Quais são os efeitos de longo prazo e para toda a sociedade da mecanização e da substituição do trabalho pelos bens de capital? Primeiro, a máquina, por ser mais veloz e precisa, certamente aumenta a produtividade e barateia os custos, ou não seria utilizada. Imaginemos em uma indústria cujo chefe acabou de adquirir máquinas e demitir trabalhadores. Em um primeiro momento, ele tem duas opções: como os custos de produção estão menores, ele pode vender as mercadorias pelo mesmo preço, obtendo uma maior porcentagem de lucro. Ou ele pode manter o lucro igual e baixar o preço, com o intuito de conquistar uma maior fatia do mercado e eliminar os concorrentes.
Qualquer que seja a opção adotada, em dado momento ocorre uma consequência inevitável: as empresas concorrentes, não querendo ficar para trás, também começam a se equipar com as novas máquinas, e baixam os preços para manterem sua clientela. Esse fenômeno só é financeiramente possível graças às máquinas, ao aumento da produtividade e aos menores custos de produção.

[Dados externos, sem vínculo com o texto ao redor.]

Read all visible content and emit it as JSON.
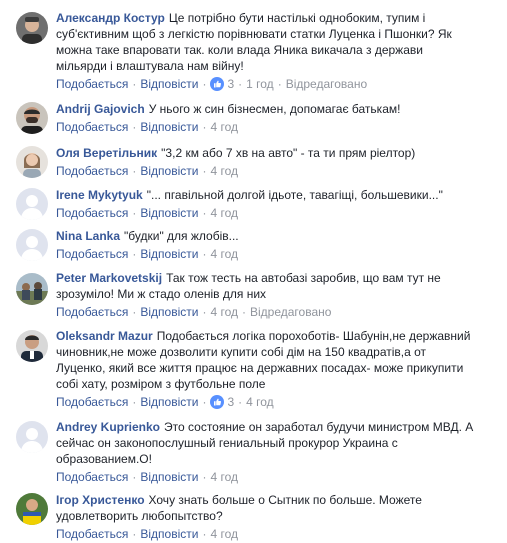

Ou seja, a automatização resulta em dois cenários possíveis: maiores lucros aos donos das máquinas ou, o que é inevitável no médio e longo prazo, diminuição dos preços dos produtos (e, consequentemente, aumento do poder de compra de toda a sociedade). Em ambos os casos, alguém está consumindo mais, sejam os donos das máquinas, ou os consumidores em geral. No primeiro caso, mesmo que os empresários guardem todo o dinheiro nas suas conta-correntes isso apenas significaria que haveria mais crédito na economia e pequenos-empreendedores poderiam pegar empréstimos, seria mais fácil para o empregado juntar dinheiro e comprar seu carrinho de cachorro-quente.
E eis a maior falha daqueles que creem na maldição da maquinaria: acreditar que existe uma quantidade fixa de trabalho a ser realizado e uma quantidade fixa de bens e serviços para serem usufruídos.
A verdade é completamente diferente: as demandas dos consumidores são infinitas. Se uma máquina torna um produto 10 vezes mais barato, as pessoas aproveitam o dinheiro extra para comprar mais unidades desse bem, ou passam a gastar em outros produtos e serviços. Se a mecanização permite que no começo os empresários tenham mais dinheiro (antes que a concorrência baixe os preços), então os donos do capital também irão consumir mais, ou investir o capital extra para comprar ainda mais máquinas e aumentar a produção.
E qual a relação disso com o desemprego? Primeiramente, são necessários inventores, engenheiros, operários e mecânicos para projetar, construir, operar e fazer a manutenção das máquinas, o que já atenua parte do desemprego imediato gerado por elas. Porém, também é importante elevar em conta que as máquinas aumentam a produtividade do trabalho e diminuem os custos e os preços dos bens vendidos. Os consumidores passam a ter um padrão de vida melhor, podendo usufruir de mais bens e serviços.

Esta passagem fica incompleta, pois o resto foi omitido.